While many of the jewellery motifs which she championed had long been popular in Victorian England, the innovative way in which she wore them meant the Queen continued to set trends going into the twentieth century.
“What’s remarkable about Queen Alexandra’s style is that she took inspiration from the past and made it relevant for the future,” says Sara Prentice, Creative Director. “This is at the heart of what we’re doing at Garrard, bringing our heritage to life in designs that work for the modern woman.”
The three lines within the ‘Muse’ collection are ‘Filigree’, ‘Signature Serpent’ and ‘Starlight,’ all of which respectively focus on a famous motif which Queen Alexandra wore - ‘Starlight’ referring to the diamonds stars that adorned the bodice of her gowns, ‘Signature Serpent’ acting as a reference to the snake bracelet that curled around her wrist, and ‘Filigree’ paying tribute to delicate metalwork style of her nineteenth century tiara.
Another way which Garrard pays tribute to the Queen is through the purple sapphires that can be found in the ‘Signature Serpent’ and ‘Starlight’ lines, which are inspired by the amethyst-studded jewels she was gifted by her brother-in-law, Tsar Alexander III of Russia.
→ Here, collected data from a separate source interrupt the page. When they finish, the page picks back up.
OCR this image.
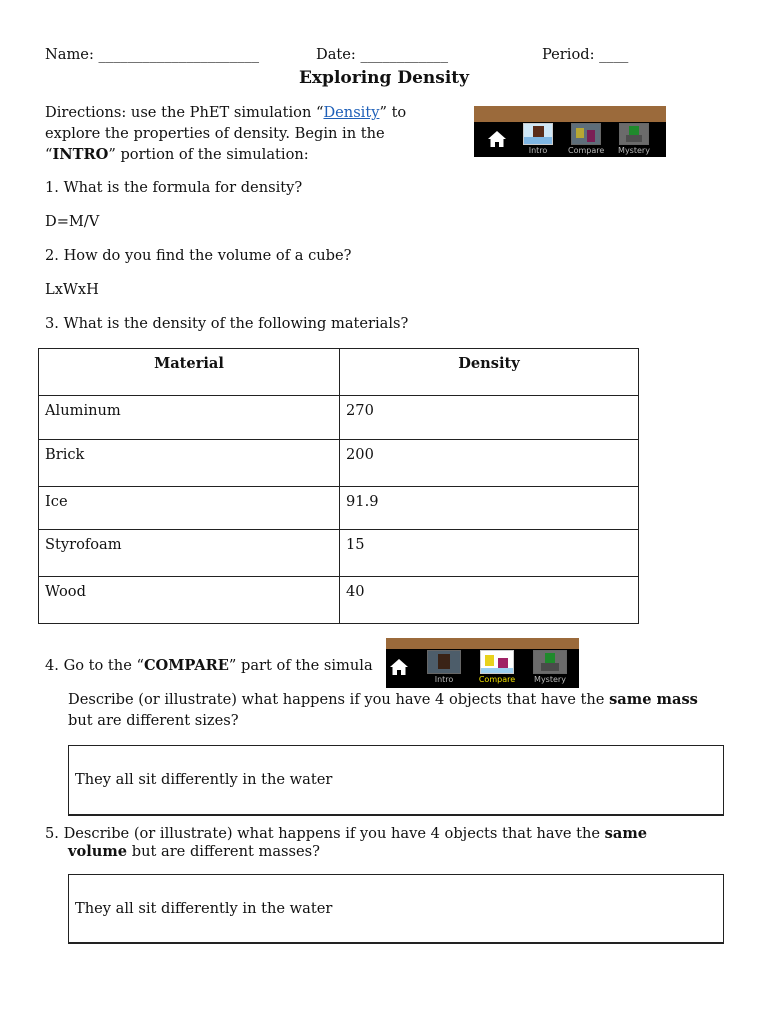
Name: ______________________	Date: ____________	Period: ____
Exploring Density
Directions: use the PhET simulation “Density” to
explore the properties of density. Begin in the
“INTRO” portion of the simulation:	Intro	Compare Mystery
1. What is the formula for density?
D=M/V
2. How do you find the volume of a cube?
LxWxH
3. What is the density of the following materials?
Material	Density
Aluminum	270
Brick	200
Ice	91.9
Styrofoam	15
Wood	40
4. Go to the “COMPARE” part of the simula
Intro	Compare	Mystery
Describe (or illustrate) what happens if you have 4 objects that have the same mass
but are different sizes?
They all sit differently in the water
5. Describe (or illustrate) what happens if you have 4 objects that have the same
volume but are different masses?
They all sit differently in the water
She then came to return time and time again to shades of purple in the regal gowns she wore, the grand interiors of her home, and most significantly in the jewellery she commissioned.
Within these collections, Garrard has chosen to interweave meta-references to other royal jewellery; the diamond and dot pattern of a tiara made for Queen Alexandra’s daughter-in-law, Queen Mary, and Garrard created a sapphire brooch that marked Queen Victoria’s wedding - from this came the inspiration for the sapphires in the serpents’ eyes.
“The great joy of Muse is that it began with a royal icon, a trendsetter of her time, and it expanded to take in so many aspects of her life,” says Sara Prentice. “The more we researched, the more we found Queen Alexandra remained an inspiration for the women setting styles in high society today.”